Themes: Includes the history of Environmental Sociology, treadmill of production theories, ecological modernization theories, social practice theories, key concepts in environmental sociology including neoliberalism, citizen-consumer hybrid, consumption, environmental justice, ecological citizenship, eco-feminism, and social movements.
Novel approach: on the first day of class, students are invited to write down what environmental issues are worrisome to them, what is in their power to address, and what they do on a daily basis to improve the issue(s); at the end of the course, they revisit their letters. The purpose is to help students recognize the individualization of environmental responsibility and how their consumption choices are embedded in socio-cultural contexts.
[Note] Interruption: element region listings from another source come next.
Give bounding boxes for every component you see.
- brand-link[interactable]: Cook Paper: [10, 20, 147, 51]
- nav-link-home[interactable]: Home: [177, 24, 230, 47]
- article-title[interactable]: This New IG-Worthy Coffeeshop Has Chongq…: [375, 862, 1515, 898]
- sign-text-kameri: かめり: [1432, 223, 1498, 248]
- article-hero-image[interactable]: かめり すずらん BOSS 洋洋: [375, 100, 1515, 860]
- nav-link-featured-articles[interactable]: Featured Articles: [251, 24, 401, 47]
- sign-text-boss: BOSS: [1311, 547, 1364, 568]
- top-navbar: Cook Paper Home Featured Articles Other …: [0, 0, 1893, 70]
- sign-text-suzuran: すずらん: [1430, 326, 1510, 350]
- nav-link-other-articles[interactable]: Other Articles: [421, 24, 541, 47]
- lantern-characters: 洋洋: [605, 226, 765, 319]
Student evaluation: three modalities:
8-10 page term Paper (35%), with feedback from student peers (10%);
Two in-class exams, based on essays or short answers (40%);
Class participation and reading assignments (20%)
Course evaluation: the students found it challenging to consider questions of power and inequality in relation to (un)sustainable consumption (as opposed to students who received a similar course at the University of Alberta and were engaged by the critical perspective).
Challenge: empirical evidence of consumption patterns locally, state-level, nationally and internationally is lacking. Also, literature describing race, class, and gender dimensions of unsustainable and sustainable consumption.